14. Important NSG Behavior for Exam

1. NSGs are stateful

If inbound traffic is allowed:

  • The response traffic is automatically allowed.
  • You do not need to create an outbound rule for return traffic.

2. NSGs operate at Layer 4

They filter based on:

  • IP
  • Port
  • Protocol

They do not inspect application data.

3. NSGs do not filter:

  • DNS traffic within Azure default DNS
  • Traffic within same VM using loopback

15. Monitoring and Troubleshooting NSGs

Important tools:

  • NSG Flow Logs (via Network Watcher)
  • IP Flow Verify
  • Effective security rules (on NIC)

Effective Security Rules

Shows:

  • Combined rules from subnet NSG + NIC NSG
  • Helps in troubleshooting

16. Best Practices for NSGs (Exam Oriented)
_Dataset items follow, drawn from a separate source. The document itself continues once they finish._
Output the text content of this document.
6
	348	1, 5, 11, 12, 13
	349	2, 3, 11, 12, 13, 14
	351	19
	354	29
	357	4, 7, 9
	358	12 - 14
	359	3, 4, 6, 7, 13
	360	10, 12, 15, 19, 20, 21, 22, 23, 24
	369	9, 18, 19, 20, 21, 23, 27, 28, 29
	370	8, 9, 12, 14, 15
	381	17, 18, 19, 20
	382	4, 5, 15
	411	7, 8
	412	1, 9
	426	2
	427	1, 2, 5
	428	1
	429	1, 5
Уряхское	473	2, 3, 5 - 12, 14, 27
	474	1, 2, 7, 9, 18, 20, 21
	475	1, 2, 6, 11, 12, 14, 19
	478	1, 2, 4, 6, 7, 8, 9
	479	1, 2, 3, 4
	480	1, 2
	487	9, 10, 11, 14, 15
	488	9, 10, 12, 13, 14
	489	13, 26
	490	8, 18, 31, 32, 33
  1. Use least privilege principle
  2. Use ASGs instead of IP addresses
  3. Avoid overly broad rules like:
    • Source: Any
    • Destination: Any
    • Port: *
  4. Use clear rule naming convention
  5. Use subnet-level NSGs for common rules
  6. Use NIC-level NSGs for specific VM rules

17. Common Exam Scenarios

You may see questions like:

  • Traffic is blocked even though rule exists → Check priority.
  • NSG applied to subnet and NIC → Which rule applies?
  • How to allow only application servers to talk to database?
  • Why is traffic denied even though rule exists? → Lower priority deny rule may be matched first.

Always check:

  1. Direction
  2. Priority
  3. Source
  4. Destination
  5. Port
  6. Association level

18. Difference Between NSG and Azure Firewall (Quick Comparison)

NSG:

  • Basic traffic filtering
  • Layer 4
  • Free (no additional cost)
  • Applied to subnets/NICs

Azure Firewall:

  • Advanced filtering
  • Layer 7 support
  • Centralized
  • Paid service

For AZ-700, know when NSG is sufficient.


19. Key Points to Remember for AZ-700

  • Priority range: 100–4096
  • Lower number = higher priority
  • Default rules cannot be deleted
  • NSGs are stateful
  • Can associate with subnet and NIC
  • Service tags simplify rule management
  • ASGs simplify grouping of VMs
  • Both subnet and NIC NSGs must allow traffic
  • Default inbound is deny
  • Default outbound allows internet

Final Summary

A Network Security Group (NSG) in Microsoft Azure is a fundamental security component used to control traffic in a Virtual Network.

To pass the AZ-700 exam, you must understand:

  • What NSGs are
  • How rules are structured
  • How priority works
  • Default rules
  • Association levels
  • Stateful behavior
  • Service tags
  • Application Security Groups
  • Troubleshooting using effective rules

If you understand these clearly, you will confidently handle any NSG-related question in the AZ-700 exam.